With "Western White Pines," Colby Acuff reveals many sides of his musical personality. All of them appealing. He is also a young man with a wise old man's soul, and his major label album gives listeners many reasons to love this relatively new country voice.
Acuff takes on the big topic of what is (and isn't) an outlaw with "Outlaw in Me." He begins by confessing to being an outlaw to his parents, at least. "Mama says that I drink too much/Daddy don't like the cussin' when I sing." Over a rolling, upbeat rhythm, Acuff sounds like a latter-day Jimmie Rodgers when he states later, "I'm too Idaho for Texas, and I'm too Texas for Tennessee."
One big part of the outlaw persona is finding oneself someone that just doesn't fit anywhere well, the same way '70s Texas outlaws just didn't feel right trying to play the Nashville game.
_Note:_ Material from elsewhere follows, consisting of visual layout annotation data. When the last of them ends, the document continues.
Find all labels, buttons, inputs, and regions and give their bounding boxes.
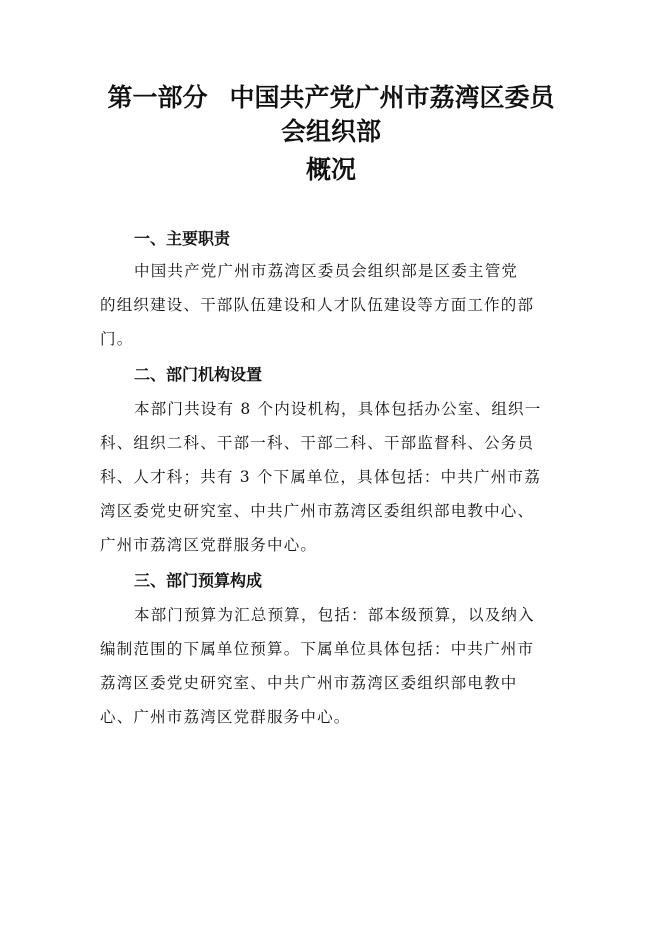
part-label: 第一部分 (107, 83, 208, 112)
section-heading-budget: 三、部门预算构成 (134, 571, 263, 590)
section-paragraph-budget (100, 598, 562, 734)
section-heading-structure: 二、部门机构设置 (134, 365, 263, 384)
paragraph-line: 科、人才科；共有 3 个下属单位，具体包括：中共广州市荔 (100, 468, 541, 486)
section-paragraph-duties (100, 254, 562, 356)
paragraph-line: 湾区委党史研究室、中共广州市荔湾区委组织部电教中心、 (100, 502, 535, 520)
paragraph-line: 编制范围的下属单位预算。下属单位具体包括：中共广州市 (100, 640, 535, 658)
paragraph-line: 科、组织二科、干部一科、干部二科、干部监督科、公务员 (100, 434, 535, 452)
section-heading-duties: 一、主要职责 (134, 229, 231, 248)
org-name-part-1: 中国共产党广州市荔湾区委员 (229, 83, 555, 112)
document-title-line-3: 概况 (305, 155, 356, 184)
document-title-line-2: 会组织部 (280, 117, 381, 146)
paragraph-line: 心、广州市荔湾区党群服务中心。 (100, 708, 351, 726)
section-paragraph-structure (100, 392, 562, 562)
paragraph-line: 广州市荔湾区党群服务中心。 (100, 536, 318, 554)
paragraph-line: 荔湾区委党史研究室、中共广州市荔湾区委组织部电教中 (100, 674, 518, 692)
paragraph-line: 本部门共设有 8 个内设机构，具体包括办公室、组织一 (134, 400, 542, 418)
paragraph-line: 本部门预算为汇总预算，包括：部本级预算，以及纳入 (134, 606, 535, 624)
paragraph-line: 的组织建设、干部队伍建设和人才队伍建设等方面工作的部 (100, 296, 535, 314)
document-title-line-1 (100, 82, 562, 114)
paragraph-line: 中国共产党广州市荔湾区委员会组织部是区委主管党 (134, 262, 519, 280)
paragraph-line: 门。 (100, 330, 134, 348)
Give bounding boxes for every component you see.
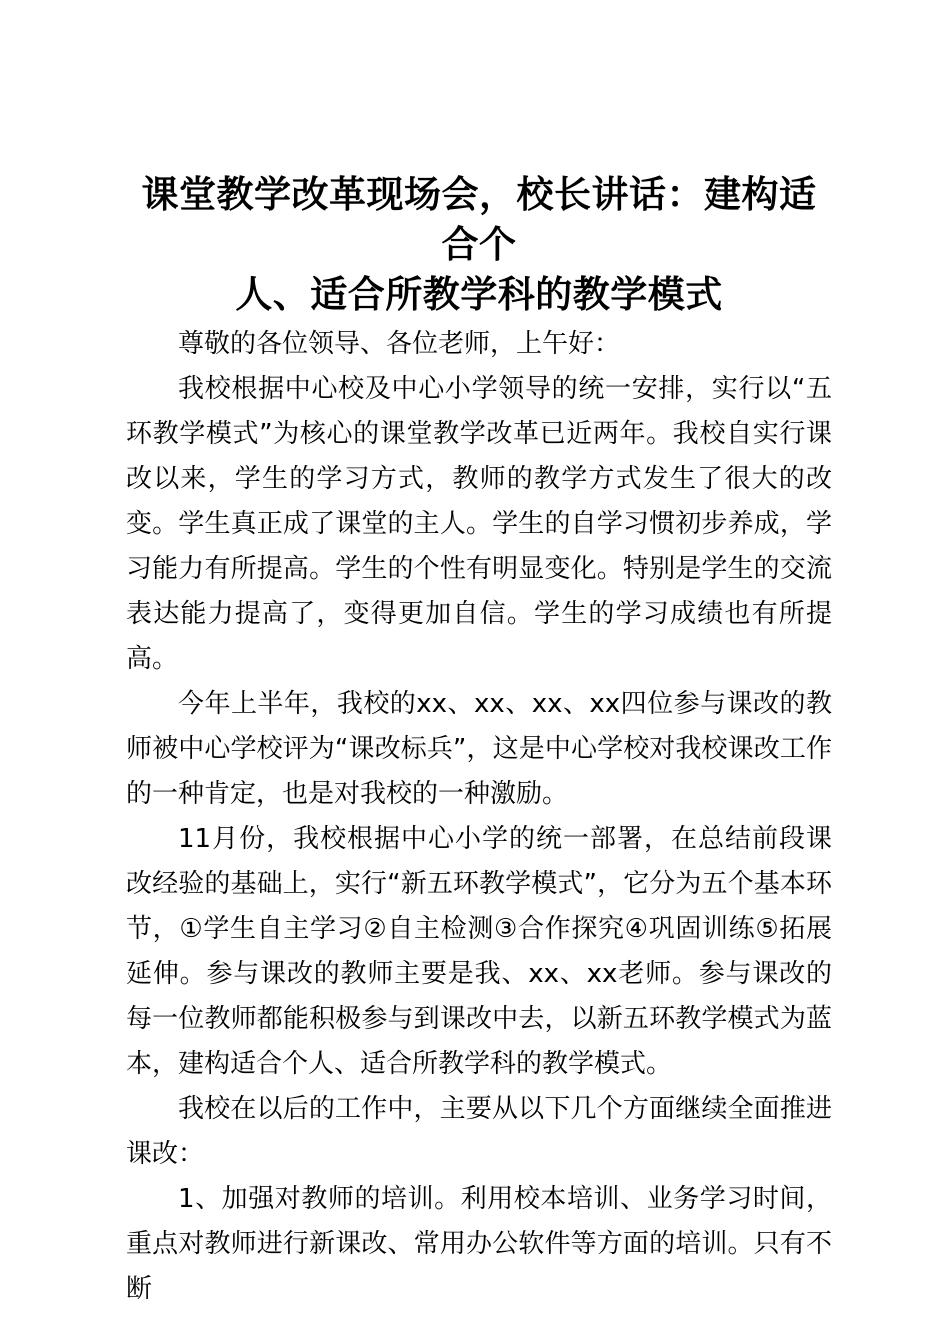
title-line-1: 课堂教学改革现场会，校长讲话：建构适合个 bbox=[141, 173, 817, 266]
document-title bbox=[126, 170, 832, 320]
document-page bbox=[126, 170, 832, 1312]
body-paragraph-new-model: 11月份，我校根据中心小学的统一部署，在总结前段课改经验的基础上，实行“新五环教学模式”，它分为五个基本环节，①学生自主学习②自主检测③合作探究④巩固训练⑤拓展延伸。参与课改的教师主要是我、xx、xx老师。参与课改的每一位教师都能积极参与到课改中去，以新五环教学模式为蓝本，建构适合个人、适合所教学科的教学模式。 bbox=[126, 824, 832, 1079]
body-paragraph-reform-overview: 我校根据中心校及中心小学领导的统一安排，实行以“五环教学模式”为核心的课堂教学改革已近两年。我校自实行课改以来，学生的学习方式，教师的教学方式发生了很大的改变。学生真正成了课堂的主人。学生的自学习惯初步养成，学习能力有所提高。学生的个性有明显变化。特别是学生的交流表达能力提高了，变得更加自信。学生的学习成绩也有所提高。 bbox=[126, 374, 832, 674]
body-paragraph-future-work: 我校在以后的工作中，主要从以下几个方面继续全面推进课改： bbox=[126, 1094, 832, 1169]
body-paragraph-teacher-awards: 今年上半年，我校的xx、xx、xx、xx四位参与课改的教师被中心学校评为“课改标兵”，这是中心学校对我校课改工作的一种肯定，也是对我校的一种激励。 bbox=[126, 689, 832, 809]
greeting-paragraph: 尊敬的各位领导、各位老师，上午好： bbox=[178, 329, 621, 359]
body-paragraph-training: 1、加强对教师的培训。利用校本培训、业务学习时间，重点对教师进行新课改、常用办公软件等方面的培训。只有不断 bbox=[126, 1184, 832, 1304]
title-line-2: 人、适合所教学科的教学模式 bbox=[235, 273, 723, 316]
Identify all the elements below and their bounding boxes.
He doesn't come off too outlaw-ish, though, with the very next song, "Boy and a Bird Dog." Over a loping acoustic guitar, accompanied by gentle whistling, Acuff sings happily about the special relationship between a child and his canine.
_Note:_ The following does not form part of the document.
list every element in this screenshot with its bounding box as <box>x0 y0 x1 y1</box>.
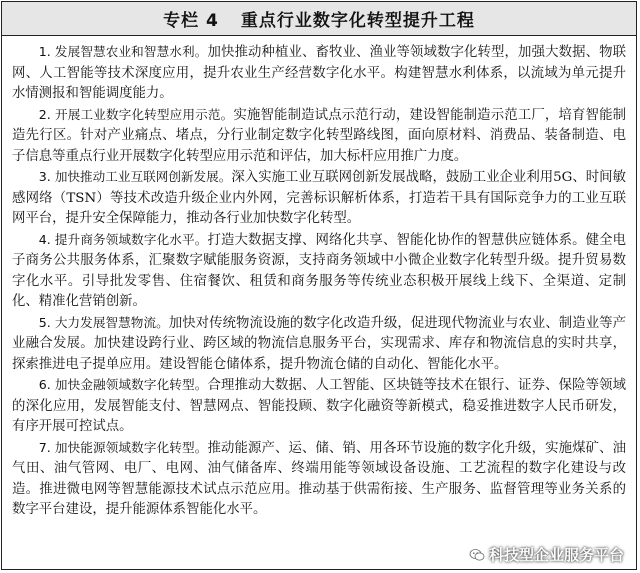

The album's most striking song, though, is "Cherokee Rose." The character in it happens upon a man in a field who regularly places a rose bouquet upon his late wife's grave "because she loved them most." The arrangement for it is little more than fingerpicked acoustic guitar, fiddle and just a touch of banjo. It's a tender ode to enduring love, and a wonderful addition to the country storytelling song tradition.
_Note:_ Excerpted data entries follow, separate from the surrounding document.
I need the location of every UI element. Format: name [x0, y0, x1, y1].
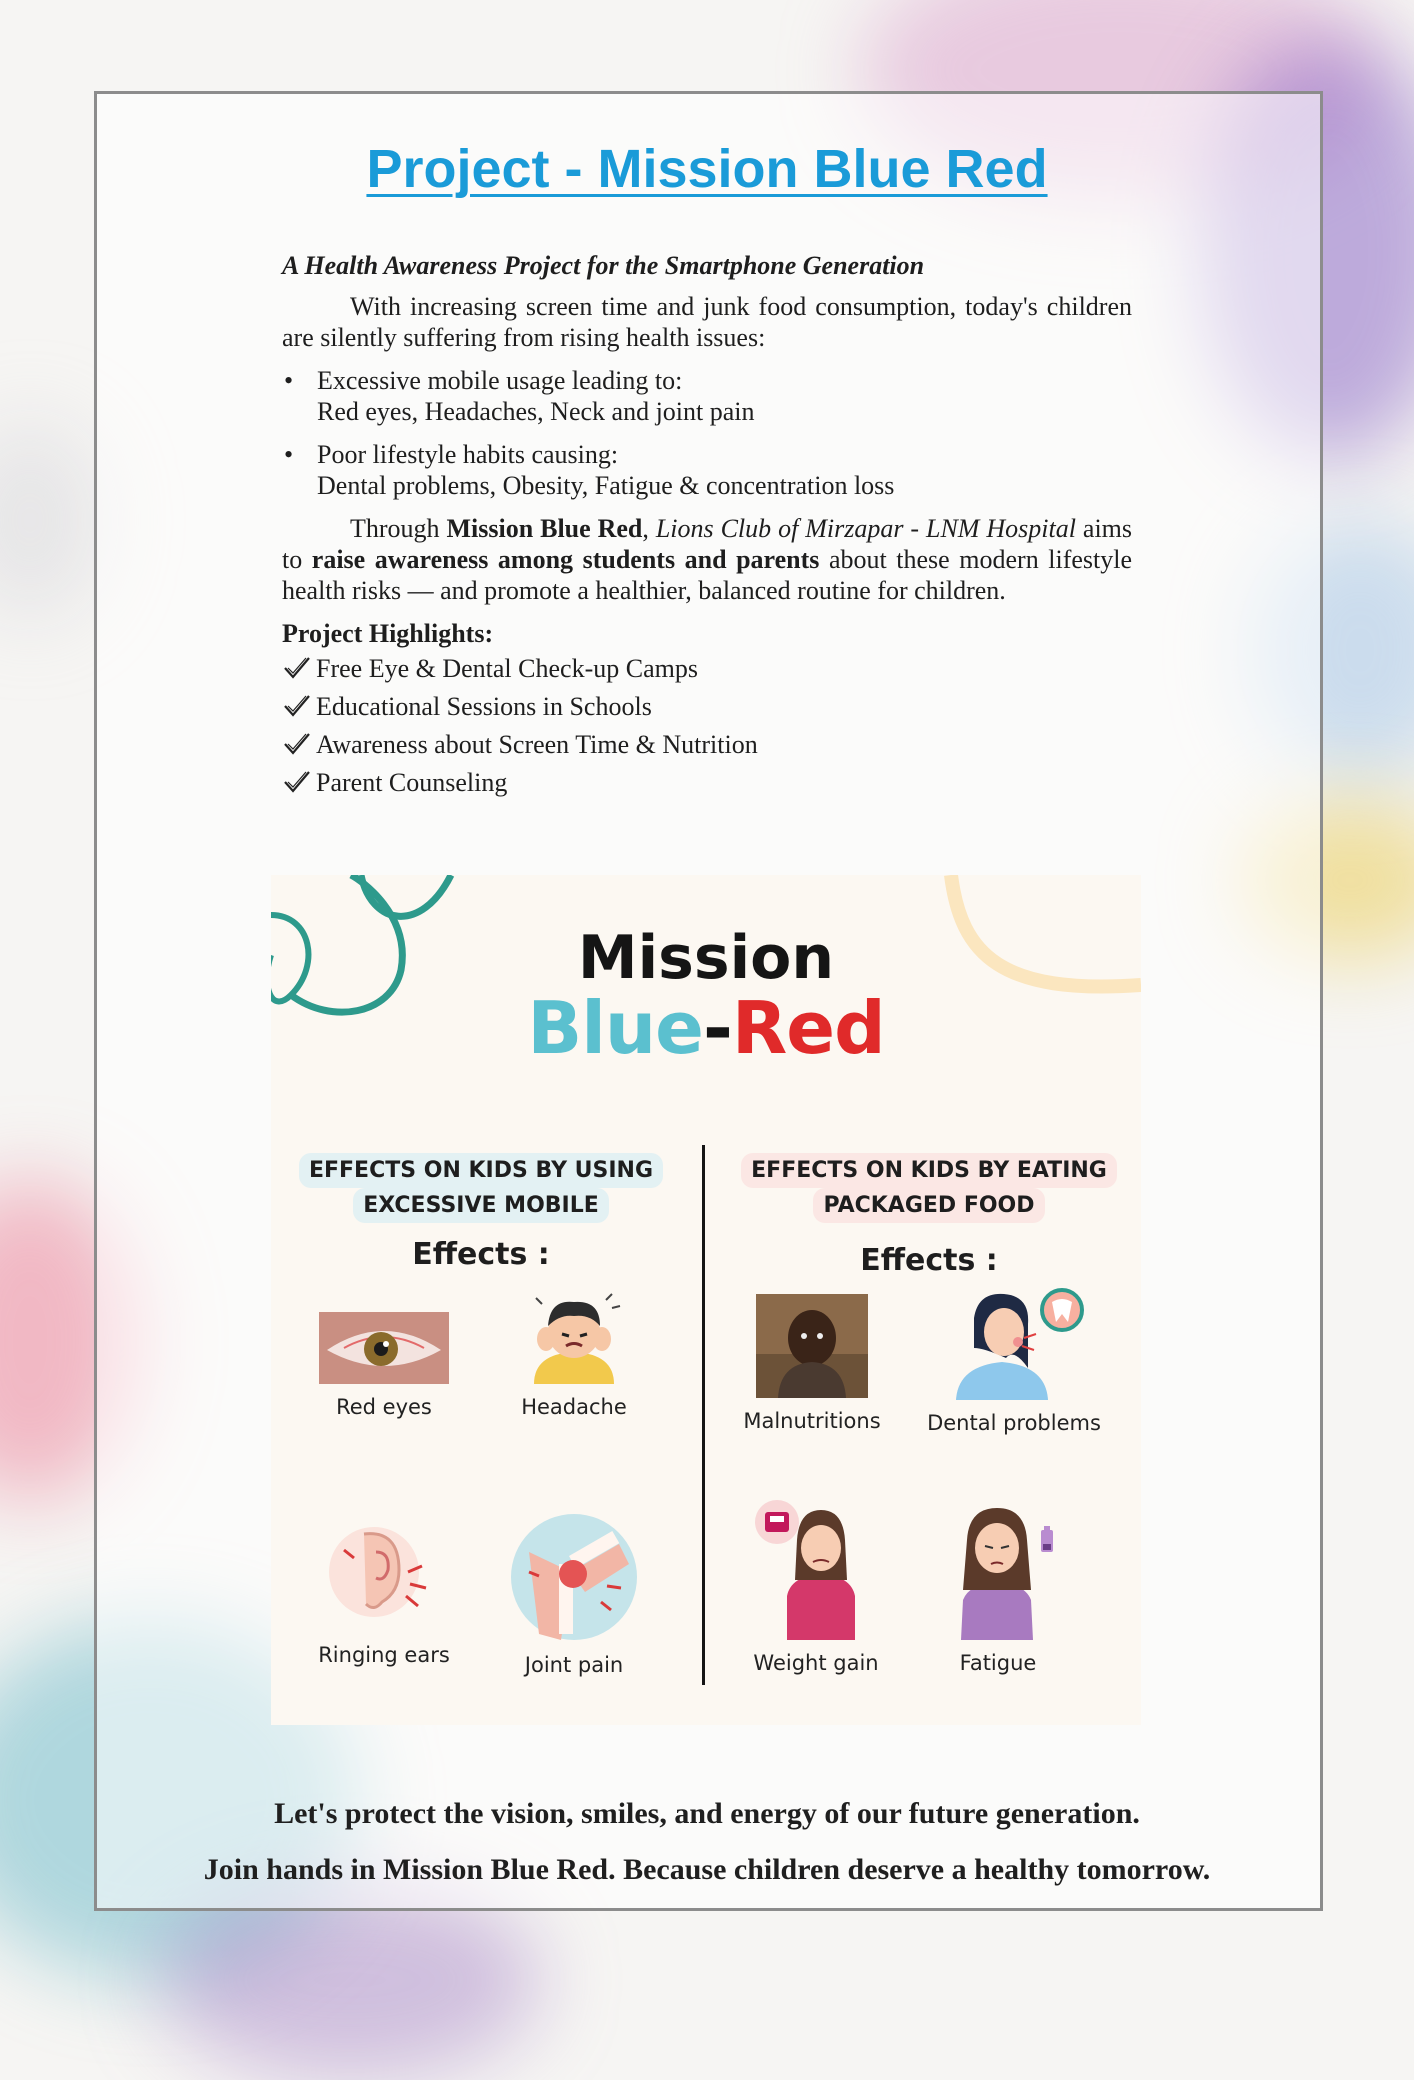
effect-item	[289, 1512, 479, 1671]
effect-item	[717, 1294, 907, 1437]
checkmark-icon	[282, 655, 312, 681]
highlight-text: Awareness about Screen Time & Nutrition	[316, 729, 758, 759]
eye-icon	[319, 1312, 449, 1384]
effect-item	[479, 1512, 669, 1681]
aims-italic: Lions Club of Mirzapar - LNM Hospital	[655, 514, 1076, 543]
mobile-effects-column	[281, 1153, 681, 1712]
heading-line: EXCESSIVE MOBILE	[353, 1188, 609, 1223]
subtitle: A Health Awareness Project for the Smartphone Generation	[282, 251, 925, 280]
closing-line: Join hands in Mission Blue Red. Because children deserve a healthy tomorrow.	[203, 1853, 1211, 1886]
ringing-ear-icon	[324, 1512, 444, 1632]
effect-label: Ringing ears	[318, 1643, 450, 1667]
page-title: Project - Mission Blue Red	[366, 139, 1048, 199]
list-item	[282, 725, 1132, 763]
title-red-word: Red	[731, 986, 885, 1070]
mission-poster	[271, 875, 1141, 1725]
effect-item	[721, 1500, 911, 1679]
watercolor-wash	[0, 420, 100, 620]
title-blue-word: Blue	[527, 986, 703, 1070]
highlights-list	[282, 649, 1132, 801]
checkmark-icon	[282, 769, 312, 795]
list-item	[282, 439, 1132, 501]
heading-line: EFFECTS ON KIDS BY USING	[299, 1153, 663, 1188]
intro-paragraph: With increasing screen time and junk food consumption, today's children are silently suffering from rising health issues:	[282, 292, 1132, 352]
bullet-detail: Red eyes, Headaches, Neck and joint pain	[317, 397, 755, 426]
aims-text: aims to	[282, 514, 1133, 574]
issues-list	[282, 365, 1132, 501]
list-item	[282, 365, 1132, 427]
effect-item	[479, 1284, 669, 1423]
list-item	[282, 763, 1132, 801]
list-item	[282, 649, 1132, 687]
closing-line: Let's protect the vision, smiles, and energy of our future generation.	[274, 1797, 1140, 1830]
bullet-head: Excessive mobile usage leading to:	[317, 366, 683, 395]
food-effects-column	[729, 1153, 1129, 1718]
aims-text: Through	[350, 514, 447, 543]
effect-label: Malnutritions	[743, 1409, 881, 1433]
effect-label: Dental problems	[927, 1411, 1101, 1435]
weight-gain-girl-icon	[751, 1500, 881, 1640]
effect-label: Joint pain	[524, 1653, 624, 1677]
column-divider	[702, 1145, 705, 1685]
mobile-effects-heading	[281, 1153, 681, 1223]
food-effects-heading	[729, 1153, 1129, 1223]
aims-bold: Mission Blue Red	[446, 514, 643, 543]
bullet-head: Poor lifestyle habits causing:	[317, 440, 619, 469]
list-item	[282, 687, 1132, 725]
article-body	[282, 250, 1132, 801]
effect-item	[903, 1500, 1093, 1679]
aims-paragraph	[282, 513, 1132, 606]
effects-grid	[729, 1278, 1129, 1718]
highlight-text: Parent Counseling	[316, 767, 508, 797]
poster-title-line2	[271, 986, 1141, 1070]
aims-bold: raise awareness among students and parents	[311, 545, 820, 574]
effects-label: Effects :	[412, 1237, 550, 1272]
highlights-title: Project Highlights:	[282, 619, 494, 648]
effect-item	[919, 1288, 1109, 1439]
title-dash: -	[702, 986, 732, 1070]
effects-label: Effects :	[860, 1243, 998, 1278]
poster-title	[271, 923, 1141, 1070]
effect-label: Red eyes	[336, 1395, 432, 1419]
knee-joint-icon	[509, 1512, 639, 1642]
malnourished-child-icon	[756, 1294, 868, 1398]
effects-grid	[281, 1272, 681, 1712]
heading-line: EFFECTS ON KIDS BY EATING	[741, 1153, 1117, 1188]
poster-title-line1: Mission	[577, 923, 835, 993]
fatigue-girl-icon	[933, 1500, 1063, 1640]
effect-label: Weight gain	[753, 1651, 879, 1675]
effect-label: Headache	[521, 1395, 627, 1419]
effect-label: Fatigue	[959, 1651, 1037, 1675]
checkmark-icon	[282, 731, 312, 757]
bullet-detail: Dental problems, Obesity, Fatigue & concentration loss	[317, 471, 895, 500]
effect-item	[289, 1312, 479, 1423]
toothache-girl-icon	[944, 1288, 1084, 1400]
aims-text: ,	[642, 514, 656, 543]
highlight-text: Free Eye & Dental Check-up Camps	[316, 653, 698, 683]
heading-line: PACKAGED FOOD	[813, 1188, 1044, 1223]
aims-text: about these modern lifestyle health risks — and promote a healthier, balanced routine for children.	[282, 545, 1132, 605]
headache-kid-icon	[514, 1284, 634, 1384]
checkmark-icon	[282, 693, 312, 719]
highlight-text: Educational Sessions in Schools	[316, 691, 652, 721]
"Better Man" expresses this self-described outlaw's desire to live better. He begins by singing how as a child he dreamed of saving "people in distress," and throwing "outlaws in a concrete can," but this verse ends with Acuff admitting, "And now the outlaw in the mirror looks just like me." The track nicely incorporates plenty of saloon piano. "Hard Livin' Life" is Acuff's outlaw lifestyle anthem. "I'm 25 years young," he reveals, and he finds himself regularly "singing my heart out on stage." This lifestyle has been putting him through hell, it's true, but he then admits, "I've grown to love the flames." Thus, even though he knows he's chosen a hard life, he's like a moth drawn to that flame, consequences be damned.
If there are still modern-day country outlaws, Colby Acuff is most certainly one, bless him!